Bence bu çeviri daha uygun ve sade. Ek olarak _Fortunately I became a doctor_ da diyebilirsin.


----------



## RimeoftheAncientMariner

Arti olarak.

I am glad that i am a physician.


----------



## brokok

Rallino said:


> Thank God I became a doctor.


Thanks to god that i became doctor 
Daha doğru olmaz mı?


----------



## Smeros

brokok said:


> Thanks to god that i became doctor
> Daha doğru olmaz mı?



Amacınız bir tür dua etmek değilse, "thanks to god" demenize gerek yok. Thank god yeterlidir. _Thanks to god for making me a doctor._


----------



## Schizophrenic Cat

stdbrk said:


> iyi ki diyip arkasından bir şeyler söyleyecegimzi zaman ne dememiz lazım?
> mesela "iyi ki doktor olmuşum"
> bunu nasıl çeviririz?



% 100 çevirisi: It's just as well.

It's just as well I have brought my umbrella with me since it's raining cats and dogs now → iyi ki yanıma şemsiye almışım çünkü yağmur çok ağır yağıyor.


----------



## stdbrk

Schizophrenic Cat said:


> % 100 çevirisi: It's just as well.
> 
> It's just as well I have brought my umbrella with me since it's raining cats and dogs now → iyi ki yanıma şemsiye almışım çünkü yağmur çok ağır yağıyor.


Harikasın  Teşekkürler.


----------



## CHovek

Schizophrenic Cat said:


> % 100 çevirisi: It's just as well.
> 
> It's just as well I have brought my umbrella with me since it's raining cats and dogs now → iyi ki yanıma şemsiye almışım çünkü yağmur çok ağır yağıyor.

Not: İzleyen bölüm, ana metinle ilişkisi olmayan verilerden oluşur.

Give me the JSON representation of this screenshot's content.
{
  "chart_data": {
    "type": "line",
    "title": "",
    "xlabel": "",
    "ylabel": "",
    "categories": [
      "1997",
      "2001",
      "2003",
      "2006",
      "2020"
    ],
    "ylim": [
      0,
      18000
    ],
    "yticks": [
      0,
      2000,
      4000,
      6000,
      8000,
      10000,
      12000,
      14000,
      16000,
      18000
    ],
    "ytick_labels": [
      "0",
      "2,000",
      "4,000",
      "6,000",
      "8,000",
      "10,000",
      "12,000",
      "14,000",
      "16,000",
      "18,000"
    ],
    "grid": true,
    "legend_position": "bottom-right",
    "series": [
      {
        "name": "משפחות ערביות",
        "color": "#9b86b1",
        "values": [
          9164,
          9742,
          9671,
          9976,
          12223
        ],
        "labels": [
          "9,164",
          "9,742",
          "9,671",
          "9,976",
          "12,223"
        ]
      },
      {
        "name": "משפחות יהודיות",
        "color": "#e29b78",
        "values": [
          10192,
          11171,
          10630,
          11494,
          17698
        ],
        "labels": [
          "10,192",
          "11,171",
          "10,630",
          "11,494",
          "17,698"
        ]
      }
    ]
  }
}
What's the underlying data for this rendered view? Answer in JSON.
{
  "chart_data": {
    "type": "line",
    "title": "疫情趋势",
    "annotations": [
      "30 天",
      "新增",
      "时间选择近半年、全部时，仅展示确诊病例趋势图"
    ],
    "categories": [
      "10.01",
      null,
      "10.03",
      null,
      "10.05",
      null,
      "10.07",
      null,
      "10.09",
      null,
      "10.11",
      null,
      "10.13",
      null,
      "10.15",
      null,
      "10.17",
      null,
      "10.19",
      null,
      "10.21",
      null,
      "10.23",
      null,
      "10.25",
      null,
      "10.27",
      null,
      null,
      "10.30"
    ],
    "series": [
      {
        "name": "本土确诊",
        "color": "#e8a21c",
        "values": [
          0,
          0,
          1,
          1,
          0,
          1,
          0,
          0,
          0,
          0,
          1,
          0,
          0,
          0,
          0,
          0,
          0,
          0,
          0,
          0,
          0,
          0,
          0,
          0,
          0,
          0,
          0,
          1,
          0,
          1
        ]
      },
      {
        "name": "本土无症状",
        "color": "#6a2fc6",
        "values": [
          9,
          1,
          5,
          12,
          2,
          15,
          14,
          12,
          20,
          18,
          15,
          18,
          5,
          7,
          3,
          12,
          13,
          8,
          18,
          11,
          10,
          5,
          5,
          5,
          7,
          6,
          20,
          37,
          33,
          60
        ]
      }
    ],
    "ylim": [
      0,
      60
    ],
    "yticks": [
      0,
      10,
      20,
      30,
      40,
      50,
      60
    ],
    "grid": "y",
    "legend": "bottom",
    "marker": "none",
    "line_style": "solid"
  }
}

Bu kalıbı hep "neyseki" anlamında algıladım,çünkü hep yakın geçmiş zamanındaki olumsuzluktan şans eseri yırtma durumlarında kullanılıyor. Merriam'da  "good even if not expected or intended" şeklinde açıklanmış.


----------



## Schizophrenic Cat

stdbrk said:


> Harikasın  Teşekkürler.



Yardım edebildiysem ne mutlu.


----------



## Schizophrenic Cat

CHovek said:


> Bu kalıbı hep "neyseki" anlamında algıladım,çünkü hep yakın geçmiş zamanındaki olumsuzluktan şans eseri yırtma durumlarında kullanılıyor. Merriam'da  "good even if not expected or intended" şeklinde açıklanmış.



Aslında yine aynı yola çıkıyor sizin algınız da doğru. Neyse ki şemsiyemi yanıma almışım  = iyi ki şemsiyemi yanıma almışım. Ben ilk Cambridge de görmüştüm orada da it's a good thing diye çevirmiş. Sağolun fikir paylaşımı için.


----------



## srknpower

Schizophrenic Cat said:


> % 100 çevirisi: It's just as well.
> 
> It's just as well I have brought my umbrella with me since it's raining cats and dogs now → iyi ki yanıma şemsiye almışım çünkü yağmur çok ağır yağıyor.


Sanırım bunu biraz durumları abartmak için kullanıyorlar ve CHovek’in dediği gibi neyse ki yerine geçiyor. Bizim “İyi ki” yerine “glad”i tercih ediyorlar.

It is just as well you were born

Burada teorimi test etmiştim


----------